Das Gespräch drohte schon wieder humoristisch zu werden, und Ellen hatte eigentlich eine ganz andere Entscheidung herbeiführen wollen, aber Munro hätte sich diesmal wohlweislich gehütet, sie wieder zu reizen, und ein herzlicher Handschlag besiegelte die Wiederversöhnung.

»So könnte ich meine komische Vorstellung ja fortsetzen. Aber das Brunnenloch muss zugedeckt werden, jetzt könnte ich wirklich in's Feuer fallen.«

»Sir Munro,« ermahnte Ellen, »unterlassen Sie das Scherzen, bedenken Sie, dass unsere Lage eine ganz verzweifelte ist.«

»Ja, was wollen Sie? Soll ich mich etwa trübsinnig hinlegen? Wir haben doch auch Hoffnung, und wenn sie sich erfüllt, muss ich doch im Stande sein, Sie auf dem Rade begleiten zu können.«

»Bravo, da haben Sie Recht. Vorläufig leben wir noch, und wir wollen keine Zeit unbenutzt verstreichen lassen. Ueben Sie, ich werde mein Tagebuch führen und einen Aufsatz schreiben.«

Munro setzte also seine Uebungen fort, er biss die Zähne zusammen, er war heute steif wie ein Sägebock, und als er zum ersten Male wieder auf dem Sattel sass, verzog er schmerzhaft das Gesicht. Dabei wünschte er bereits nichts sehnlicher als einen Trunk Wasser.

»Das kann ja noch gut werden,« dachte der phlegmatische Engländer.

Ellen verband den Cowboys die Wunden, gewaschen konnten sie nicht mehr werden, dann schrieb sie auf den Knieen, und dabei dachte sie sehnsüchtig an die einzige Flasche Wasser, welche sie umgehängt hatte. Die Cowboys rauchten mit indianischem Gleichmuth, Dick führte seinen Herrn, der Reporter riss Possen.

»Ein Schwarzfuss will sprechen,« rief der auf der Plattform postirte Mestize.

Ellen sprang auf und wies Somaja zurück, sie wolle mit dem Parlamentär unterhandeln, und wenn er nicht Englisch könne, solle ein Anderer kommen, der sie verstände. Von der ersten Oeffnung aus, durch welche sie blickte, konnte sie den Indianer unten stehen sehen. Man musste sehr laut sprechen, fast schreien.

»Deadly Dash,« sagte in forderndem Tone der Indianer. Seine scharfen Augen hatten sofort erkannt, dass dort oben eine andere Person stand, noch dazu ein von den Rothhäuten verachtetes Weib. Man wusste also nichts davon, dass sich ein Mann aus der Festung entfernt hatte.

»Deadly Dash schläft.«

»So wecke ihn,« entgegnete der Indianer in richtigem Englisch.

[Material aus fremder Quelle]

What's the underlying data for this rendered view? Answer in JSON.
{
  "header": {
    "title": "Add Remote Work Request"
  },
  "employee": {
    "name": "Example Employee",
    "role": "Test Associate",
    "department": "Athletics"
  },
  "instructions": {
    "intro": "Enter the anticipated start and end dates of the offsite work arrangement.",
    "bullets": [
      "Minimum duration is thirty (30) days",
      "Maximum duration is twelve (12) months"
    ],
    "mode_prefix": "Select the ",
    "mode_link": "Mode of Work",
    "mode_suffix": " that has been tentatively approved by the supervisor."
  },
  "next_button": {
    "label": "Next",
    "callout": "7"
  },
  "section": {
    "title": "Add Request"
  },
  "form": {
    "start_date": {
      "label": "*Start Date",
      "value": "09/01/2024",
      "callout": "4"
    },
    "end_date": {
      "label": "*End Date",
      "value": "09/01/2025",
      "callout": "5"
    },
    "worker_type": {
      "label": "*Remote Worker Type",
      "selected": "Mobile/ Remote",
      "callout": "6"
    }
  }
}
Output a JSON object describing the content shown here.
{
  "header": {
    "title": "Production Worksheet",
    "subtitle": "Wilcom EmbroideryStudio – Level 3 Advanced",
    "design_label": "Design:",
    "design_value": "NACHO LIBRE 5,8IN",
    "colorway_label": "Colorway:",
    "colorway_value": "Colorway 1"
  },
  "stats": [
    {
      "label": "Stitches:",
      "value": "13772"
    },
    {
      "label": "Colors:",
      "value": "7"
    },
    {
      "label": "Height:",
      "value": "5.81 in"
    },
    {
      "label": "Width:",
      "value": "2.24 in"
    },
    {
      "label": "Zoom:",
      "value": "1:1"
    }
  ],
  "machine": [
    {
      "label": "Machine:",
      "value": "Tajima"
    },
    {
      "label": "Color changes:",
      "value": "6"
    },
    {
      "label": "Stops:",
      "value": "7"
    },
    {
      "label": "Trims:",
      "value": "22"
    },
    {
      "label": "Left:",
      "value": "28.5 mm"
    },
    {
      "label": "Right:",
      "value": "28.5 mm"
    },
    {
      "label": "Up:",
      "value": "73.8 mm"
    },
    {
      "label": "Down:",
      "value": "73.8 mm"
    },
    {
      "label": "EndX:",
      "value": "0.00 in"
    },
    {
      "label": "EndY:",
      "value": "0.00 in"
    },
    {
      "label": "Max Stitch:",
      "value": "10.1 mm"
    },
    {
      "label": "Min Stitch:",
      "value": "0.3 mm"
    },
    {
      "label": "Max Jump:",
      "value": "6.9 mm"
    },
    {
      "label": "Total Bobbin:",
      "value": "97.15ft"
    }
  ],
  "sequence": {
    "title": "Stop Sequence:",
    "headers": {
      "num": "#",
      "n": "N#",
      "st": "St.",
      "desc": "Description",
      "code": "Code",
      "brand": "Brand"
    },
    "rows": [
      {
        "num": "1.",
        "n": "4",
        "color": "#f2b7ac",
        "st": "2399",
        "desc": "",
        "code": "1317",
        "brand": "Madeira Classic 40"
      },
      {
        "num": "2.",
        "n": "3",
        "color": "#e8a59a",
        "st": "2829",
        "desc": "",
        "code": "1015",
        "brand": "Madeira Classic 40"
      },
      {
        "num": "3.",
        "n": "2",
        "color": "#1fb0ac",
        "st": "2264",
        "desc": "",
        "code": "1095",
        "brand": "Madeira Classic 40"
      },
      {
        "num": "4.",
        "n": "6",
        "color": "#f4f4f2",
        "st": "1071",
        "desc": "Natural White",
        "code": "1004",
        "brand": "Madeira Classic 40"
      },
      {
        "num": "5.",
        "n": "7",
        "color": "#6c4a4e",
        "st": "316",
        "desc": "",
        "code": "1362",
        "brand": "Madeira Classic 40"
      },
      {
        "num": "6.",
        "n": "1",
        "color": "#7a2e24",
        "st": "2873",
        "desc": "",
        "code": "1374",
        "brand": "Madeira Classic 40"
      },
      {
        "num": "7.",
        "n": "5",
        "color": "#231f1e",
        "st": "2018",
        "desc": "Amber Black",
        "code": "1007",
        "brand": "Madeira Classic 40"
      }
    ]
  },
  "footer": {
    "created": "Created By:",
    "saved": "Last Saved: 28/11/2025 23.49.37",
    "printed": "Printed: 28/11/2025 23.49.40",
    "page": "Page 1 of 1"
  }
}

»Deadly Dash will nicht geweckt sein, um mit einem Schwarzfuss zu sprechen. Die Schwarzfüsse sollen nicht seinen Schlaf stören, er verachtet sie. Was willst Du? Ich bin seine Freundin. Sprich mit mir, oder geh.«

»Seit wann ist die Squaw die Freundin eines Kriegers?«

»Komme herauf, damit ich Dir eine andere Ansicht über mich beibringe.«

Plötzlich machte der Indianer eine Bewegung der Ueberraschung, die ihm als einem Krieger gar nicht erlaubt war. Er musste die Augen eines Falken besitzen.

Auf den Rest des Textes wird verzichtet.